Tensions were raised in Guyana ahead of elections on 11 May following the murder of an anti-government protester. The political activist, Courtney Crum-Ewing, had been holding quixotic but peaceful solo demonstrations outside the office of the attorney-general for 80 days.

The Stabroek News reported that ‘shortly before he was killed [he was] urging voters to not stay at home come May 11 but to take to the polls to oust the incumbent PPP [People’s Progressive Party] government.’

The Guyanese president and PPP general secretary, Donald Ramotar, condemned the killing of Crum-Ewing and urged the police to find those responsible. However, many people have assumed that government forces were responsible and that it was unequivocally an assassination. ‘People are out to kill anti-dictatorship activists in this country,’ was the response of Frederick Kissoon, another activist and Kaieteur News columnist, who said that Crum-Ewing’s death was ‘a message to the Guyanese people… I think the PPP feels that never before in their history have they been so vulnerable to losing power.’

Crum-Ewing, 40, was gunned down by a group of men in a car as he walked through a housing scheme near where he lived in East Bank Demerara, urging people to turn out to vote. Fears that it had been an extrajudicial killing were not eased by his autopsy, which found that he had been shot five times – three shots to the head and another at point-blank range from behind his neck, Stabroek News reported.

His family appealed for calm but were convinced that his death was because of his political activism and urged people to express their anger by voting. ‘Courtney would have wanted Guyana to vote for a change. Everybody on the list should come out. It is time that Guyana vote for change. Everybody who is on the list have [sic] to come out and vote,’ said his mother, Donna. She also voiced fears of a police cover-up to protect two government ministers she alleged were implicated in her son’s murder.
Kaieteur News said: ‘His activism drew criticisms and some subtle attempts to shut him up. A few months ago, he parked his [mini]bus at his home and it was broken into and the computer box stolen. He was convinced that it was deliberately done.’

Mike McCormack, of the Guyana Human Rights Association, said: ‘The man was expressing himself freely and if freedom of expression is coming at this price, then everybody needs to be concerned about it. Courtney Crum-Ewing was threatening no one. But the message seems to have been threatening enough to assassinate him.’

Another activist, Mark Benschop, criticised the international community for ‘treating the Guyana government with very soft gloves… this government has been associated with death squads.’

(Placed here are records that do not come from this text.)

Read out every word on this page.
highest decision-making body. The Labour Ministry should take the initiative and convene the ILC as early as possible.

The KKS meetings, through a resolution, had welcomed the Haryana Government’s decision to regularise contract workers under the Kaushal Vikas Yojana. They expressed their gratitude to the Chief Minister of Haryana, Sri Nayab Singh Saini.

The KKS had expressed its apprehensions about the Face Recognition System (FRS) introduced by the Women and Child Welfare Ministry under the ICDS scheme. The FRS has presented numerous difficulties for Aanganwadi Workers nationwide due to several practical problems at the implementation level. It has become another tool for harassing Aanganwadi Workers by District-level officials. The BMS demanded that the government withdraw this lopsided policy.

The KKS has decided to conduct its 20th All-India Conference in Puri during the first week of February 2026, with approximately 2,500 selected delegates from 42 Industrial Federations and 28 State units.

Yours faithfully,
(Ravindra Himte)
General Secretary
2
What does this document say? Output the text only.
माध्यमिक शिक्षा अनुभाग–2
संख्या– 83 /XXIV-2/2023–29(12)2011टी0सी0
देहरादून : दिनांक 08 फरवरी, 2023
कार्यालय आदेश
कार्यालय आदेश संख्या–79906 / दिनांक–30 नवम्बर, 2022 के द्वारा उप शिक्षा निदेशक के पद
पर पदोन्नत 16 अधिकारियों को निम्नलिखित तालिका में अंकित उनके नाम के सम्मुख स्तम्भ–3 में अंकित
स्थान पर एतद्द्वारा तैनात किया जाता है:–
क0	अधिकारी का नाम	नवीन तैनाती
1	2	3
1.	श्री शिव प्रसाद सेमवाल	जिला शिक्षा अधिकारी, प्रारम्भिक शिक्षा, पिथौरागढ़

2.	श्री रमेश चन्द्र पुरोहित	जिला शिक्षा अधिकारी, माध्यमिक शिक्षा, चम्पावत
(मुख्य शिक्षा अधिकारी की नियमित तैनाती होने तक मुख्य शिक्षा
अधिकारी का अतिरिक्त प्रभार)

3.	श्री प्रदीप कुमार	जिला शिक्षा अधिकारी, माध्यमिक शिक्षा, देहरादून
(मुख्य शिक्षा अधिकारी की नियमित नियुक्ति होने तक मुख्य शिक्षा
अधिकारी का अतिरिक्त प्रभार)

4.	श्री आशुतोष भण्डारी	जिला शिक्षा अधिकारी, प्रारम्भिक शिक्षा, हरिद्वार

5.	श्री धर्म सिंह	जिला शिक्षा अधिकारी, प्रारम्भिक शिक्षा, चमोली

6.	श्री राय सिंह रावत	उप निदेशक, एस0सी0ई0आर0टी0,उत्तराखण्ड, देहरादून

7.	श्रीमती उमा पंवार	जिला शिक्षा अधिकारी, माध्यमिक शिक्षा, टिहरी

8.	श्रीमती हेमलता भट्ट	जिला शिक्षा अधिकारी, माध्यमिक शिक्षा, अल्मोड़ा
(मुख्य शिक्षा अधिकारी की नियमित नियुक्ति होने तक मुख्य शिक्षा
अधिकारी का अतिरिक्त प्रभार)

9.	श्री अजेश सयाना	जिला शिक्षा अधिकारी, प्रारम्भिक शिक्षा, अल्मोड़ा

The party has been in power since 1992 but in the 2011 elections, when Ramotar first became president, the PPP’s share of the vote slipped and it became a minority government for the first time in 19 years. This was down to the strong showing of A Partnership for National Unity (APNU – a coalition of the People’s National Congress, the Guyana Action Party and the Working People’s Alliance), which won 26 seats on 40.8% of the vote to the PPP’s 32 (48.6%). The Alliance for Change (AFC) won seven seats in 2011 on 10.3% of the vote.

The stakes for the PPP have risen: the electoral arithmetic is looking good for the opposition and in January the APNU and the AFC began negotiating a single list of candidates. Four years ago there was a heavy army presence during the elections to prevent a repeat of the unrest between Guyana’s ethnic groups that persisted for weeks after the 2001 polls. The Commonwealth must do all it can to ensure that if the PPP’s time in government is finally up, there is an orderly transfer of power.